3.あなたは、あなたの神、主の名をみだりに唱えてはならない・・
4.安息日を覚えて、これを聖とせよ。出エジプト記 20章3節~10節:抜粋
この箇所は、いわゆる「十戒」が示されたところです。その中の第一戒から第四戒に相当する部分の一部を抜粋しました。
十戒は、主なる神様が人間に求められる義務として提示されました。同時に人間が完全にこれを果たすことができない道徳律法でもあります。それゆえイエス様の来臨によって、既に過去のもの、役目を終えたものという誤ったとらえ方があります。あるいは十戒の重要性を説くと、それを律法主義だという、これも十分な十戒の理解とは言えません。
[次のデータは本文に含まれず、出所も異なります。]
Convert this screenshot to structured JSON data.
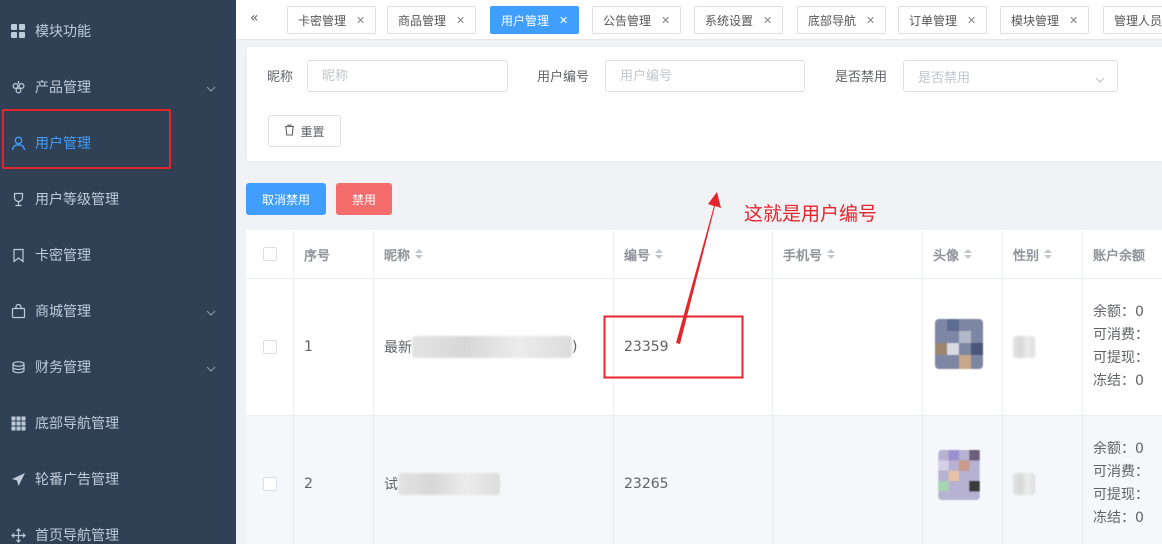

十戒は、「神の国の柱・倫理構造を示す。」「人間の罪故、果たせないことから救い主の必要性を示す。」「罪の抑制。」「神による恵みの(救いの)約束に対する、応答の原則を示す(徐々にできるようして下さるという約束を込めて)」、という、神の恵みの契約であり、愛の真理です。
何よりイエス様が最も大切な戒めとしてお示しになられたことは、第一が「心をつくし、精神をつくし、思いをつくして、主なる神を愛せよ」で、第二が「自分を愛するようにあなたの隣人を愛せよ」ということでした。(マタイ22:34~,マルコ12:28~,ルカ10:25~) これはそれぞれ、十戒でいう第一戒から第四戒と、第五戒から第十戒に該当するものです。そのうち、イエス様がまず「第一」とされたのは、神への愛。すなわち第一戒から第四戒だということを覚えましょう。
なぜなら、第五戒以降に命じられた「隣人への愛」。すなわち、⑤父母を敬う:権威の尊重、⑥殺してはならない:命、人格=神の形の尊重、⑦姦淫してはならない:結婚、男女の尊重、⑧盗んではならない:所有の尊重、⑨偽証してはならない:真実の尊重、⑩他人を貪ってはならない:賜物の尊重。これら全ての、大切さの、重要性の、守るべき、尊重されるべき理由そのもの、根源が「唯一の主なる真の神様」にあるからです。絶対的な主なる神様を前提とせずに、命の尊さを究極的に説明できる論理は存在しません。
十戒は、それを守ることで私たちが義とされ救われるためものではありません。守れないから、イエス様の贖いの真実に導くものです。同時に、信仰によって救われたものが、その恵みに感謝して、お応えしていくための大切な指針です。道徳律法として原則が示されているため、私たちが具体的な行動を起こす際に、十戒に照らし合わせて、祈りつつこれを吟味していく必要があるのです。
そして、第一の「神への愛」。それが示される第一戒から第四戒。これを守るために、どのように第五戒以降を活かし、適用していくか。この順番を間違えると、神様が恵によって与えてくださった、大切な愛の秩序に混乱が生じることになります。第一戒から第四戒は、①真の神の尊重=礼拝の対象。②礼拝の尊重=礼拝の方法、③御名の尊重=礼拝の態度、④安息の尊重=礼拝の時、を示しています。
ここに、御前に心と体を捧げる真の神礼拝、神への愛の応答が教えられています。これによって第五戒以降が、現実的に支えられ、生かされるのです。
救われてなお、罪深く不完全な私たちが、少しでもみ心にかなう信仰生活を送れますよう、あらためてみ言に聞き、祈りつつ歩んでまいりたいと思います。